Last week's Group of 20 summit in southern France blazed with concern about the Greek tragedy. Behind closed doors, though, were signs of deepening concern about shielding Italy, next in line, from the debt contagion.
The world's eighth-biggest economy suffers, like Greece, from a debt burden, chronic tax avoidance and a rickety political system that has thrown up the cartoonish 75-year-old media tycoon, Silvio Berlusconi, for Prime Minister.
Loan default would almost certainly destroy the euro and worsen the world's financial crisis by several orders of magnitude.
Behind the G20 scenes at Cannes, the International Monetary Fund (IMF) offered a precautionary loan of €44 billion to Italy after its borrowing costs on the commercial market scaled new heights, the European edition of the Wall Street Journal reported.
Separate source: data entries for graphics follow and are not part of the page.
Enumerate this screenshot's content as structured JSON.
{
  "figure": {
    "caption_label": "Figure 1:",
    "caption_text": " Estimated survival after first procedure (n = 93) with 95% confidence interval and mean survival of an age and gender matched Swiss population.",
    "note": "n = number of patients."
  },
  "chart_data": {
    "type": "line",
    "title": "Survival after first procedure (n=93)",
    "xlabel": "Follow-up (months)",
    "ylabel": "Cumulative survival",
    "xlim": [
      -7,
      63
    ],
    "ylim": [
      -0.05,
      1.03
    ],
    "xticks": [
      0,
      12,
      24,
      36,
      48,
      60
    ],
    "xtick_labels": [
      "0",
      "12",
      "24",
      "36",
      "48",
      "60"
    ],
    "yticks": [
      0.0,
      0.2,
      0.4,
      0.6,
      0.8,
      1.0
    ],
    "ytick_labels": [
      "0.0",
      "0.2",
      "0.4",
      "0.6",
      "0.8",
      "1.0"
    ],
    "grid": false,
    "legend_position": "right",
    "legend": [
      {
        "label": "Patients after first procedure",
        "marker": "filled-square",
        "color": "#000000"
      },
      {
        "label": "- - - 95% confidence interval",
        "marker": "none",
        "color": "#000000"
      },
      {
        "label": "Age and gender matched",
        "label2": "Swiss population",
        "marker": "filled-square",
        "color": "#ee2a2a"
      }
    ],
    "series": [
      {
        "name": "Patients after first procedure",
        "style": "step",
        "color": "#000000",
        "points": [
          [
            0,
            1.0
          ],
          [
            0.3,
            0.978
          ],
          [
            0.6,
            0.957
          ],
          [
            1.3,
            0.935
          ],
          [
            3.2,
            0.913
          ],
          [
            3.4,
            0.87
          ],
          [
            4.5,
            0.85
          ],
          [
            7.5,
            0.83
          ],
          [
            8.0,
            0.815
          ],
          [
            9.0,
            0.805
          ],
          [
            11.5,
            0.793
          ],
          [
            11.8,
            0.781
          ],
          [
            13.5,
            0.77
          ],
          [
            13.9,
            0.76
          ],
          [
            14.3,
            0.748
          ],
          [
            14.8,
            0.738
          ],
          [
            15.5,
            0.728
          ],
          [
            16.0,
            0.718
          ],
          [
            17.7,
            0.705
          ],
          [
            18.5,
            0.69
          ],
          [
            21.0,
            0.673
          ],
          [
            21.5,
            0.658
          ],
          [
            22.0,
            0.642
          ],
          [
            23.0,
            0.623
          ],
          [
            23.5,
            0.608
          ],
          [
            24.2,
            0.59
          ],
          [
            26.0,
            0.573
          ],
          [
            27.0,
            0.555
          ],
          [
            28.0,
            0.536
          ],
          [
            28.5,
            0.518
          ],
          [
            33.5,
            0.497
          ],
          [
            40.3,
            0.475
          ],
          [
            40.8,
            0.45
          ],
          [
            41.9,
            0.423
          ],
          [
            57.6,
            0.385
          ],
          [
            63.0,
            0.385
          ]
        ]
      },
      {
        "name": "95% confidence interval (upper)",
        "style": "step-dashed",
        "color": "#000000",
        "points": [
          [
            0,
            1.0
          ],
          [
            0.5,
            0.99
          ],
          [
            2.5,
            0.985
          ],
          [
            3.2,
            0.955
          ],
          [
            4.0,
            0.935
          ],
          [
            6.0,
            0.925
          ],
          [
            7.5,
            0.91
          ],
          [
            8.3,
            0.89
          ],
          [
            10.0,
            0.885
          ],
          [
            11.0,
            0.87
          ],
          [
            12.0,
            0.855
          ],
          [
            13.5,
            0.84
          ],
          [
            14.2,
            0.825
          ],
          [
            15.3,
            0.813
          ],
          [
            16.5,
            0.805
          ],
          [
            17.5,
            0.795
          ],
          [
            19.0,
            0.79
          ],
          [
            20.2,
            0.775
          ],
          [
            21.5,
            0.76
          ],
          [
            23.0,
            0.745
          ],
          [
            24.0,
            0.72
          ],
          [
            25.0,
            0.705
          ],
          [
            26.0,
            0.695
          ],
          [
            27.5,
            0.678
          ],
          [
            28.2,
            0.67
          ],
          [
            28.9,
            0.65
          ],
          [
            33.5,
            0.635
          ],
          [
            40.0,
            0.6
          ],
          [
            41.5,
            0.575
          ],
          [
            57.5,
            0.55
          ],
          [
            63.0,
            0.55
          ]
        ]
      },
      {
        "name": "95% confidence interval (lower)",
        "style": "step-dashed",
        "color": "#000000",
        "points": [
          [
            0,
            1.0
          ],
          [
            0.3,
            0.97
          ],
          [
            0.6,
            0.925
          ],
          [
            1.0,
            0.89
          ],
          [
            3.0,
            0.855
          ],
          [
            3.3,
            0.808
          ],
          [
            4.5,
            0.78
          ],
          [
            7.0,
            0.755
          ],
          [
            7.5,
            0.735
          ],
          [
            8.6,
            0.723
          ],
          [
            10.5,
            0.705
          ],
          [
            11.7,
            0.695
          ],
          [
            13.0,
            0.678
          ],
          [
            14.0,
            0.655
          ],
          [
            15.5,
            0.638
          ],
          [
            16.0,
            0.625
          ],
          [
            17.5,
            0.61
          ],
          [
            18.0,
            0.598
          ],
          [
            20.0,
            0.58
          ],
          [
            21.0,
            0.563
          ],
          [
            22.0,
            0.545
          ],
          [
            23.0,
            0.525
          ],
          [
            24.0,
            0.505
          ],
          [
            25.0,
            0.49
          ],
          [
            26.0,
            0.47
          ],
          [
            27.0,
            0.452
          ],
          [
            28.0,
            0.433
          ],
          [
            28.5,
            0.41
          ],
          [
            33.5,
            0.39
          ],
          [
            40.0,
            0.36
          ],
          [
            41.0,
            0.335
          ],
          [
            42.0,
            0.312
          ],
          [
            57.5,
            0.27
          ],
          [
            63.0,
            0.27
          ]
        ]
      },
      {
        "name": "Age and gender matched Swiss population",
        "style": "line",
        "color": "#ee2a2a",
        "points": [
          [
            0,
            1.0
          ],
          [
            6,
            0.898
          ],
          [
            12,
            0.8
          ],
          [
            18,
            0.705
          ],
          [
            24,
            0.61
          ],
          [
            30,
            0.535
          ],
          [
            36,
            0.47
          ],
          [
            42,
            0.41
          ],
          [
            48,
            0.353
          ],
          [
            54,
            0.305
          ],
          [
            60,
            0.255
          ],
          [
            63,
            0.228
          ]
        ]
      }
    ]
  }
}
Italy had to pledge record interest rates of 6.404 per cent for 10-year bonds, a whopping 0.404 points above the 6.0 per cent that economists say cannot be sustained for long. The gap with German bonds, which are viewed as a safe haven for investors, widened to 4.57 percentage points.
Italy's long-term borrowing last surged in August. The additional costs forced Berlusconi to push through austerity cuts worth billions of euros and the European Central Bank had to prop up the bond market.
Berlusconi said he had turned down an offer of financial aid, which he did not identify, declaring, "I don't think we need that kind of help."
The last time a Gr oup of Eight (G8) economy borrowed IMF funds was in 1976, when Britain begged nearly US$4 billion. But in a humiliating sign of the huge credibility gap he and his country face, Berlusconi said Italy had asked the IMF to vet its economic reforms.
"Italy considers it does not need the money and Italy considers, rightly so in my view, that it needs the credibility of an expert independent third party to actually verify that their promises are delivered upon," IMF managing director Christine Lagarde told the BBC.
"We will check that what Italy has promised, Italy is delivering. And if it is not delivering, I will say so."
Markets are deeply sceptical about Berlusconi's willingness to push through austerity packages that, officially, will eliminate the budget deficit by 2013.
A week earlier, Berlusconi pledged to raise the pension age to 67, sell state assets, reform labour laws and boost competition in law, medicine and other closed shops.
European Commission monitors arrive in Italy next week and IMF officials are due by the end of the month, a European source in Cannes says. Italy will produce quarterly reports for outside scrutiny.
Berlusconi faces rising anger within his People of Freedom party over his handling of the economic crisis. The Premier, facing an approval rating of just 22 per cent, lashed party defectors as "traitors" in his warning to the centre-left opposition not to try to topple his Government. A deadline looms later this month for a formal confidence motion to pass the budget amendments - yet another moment for Europe to hold its breath.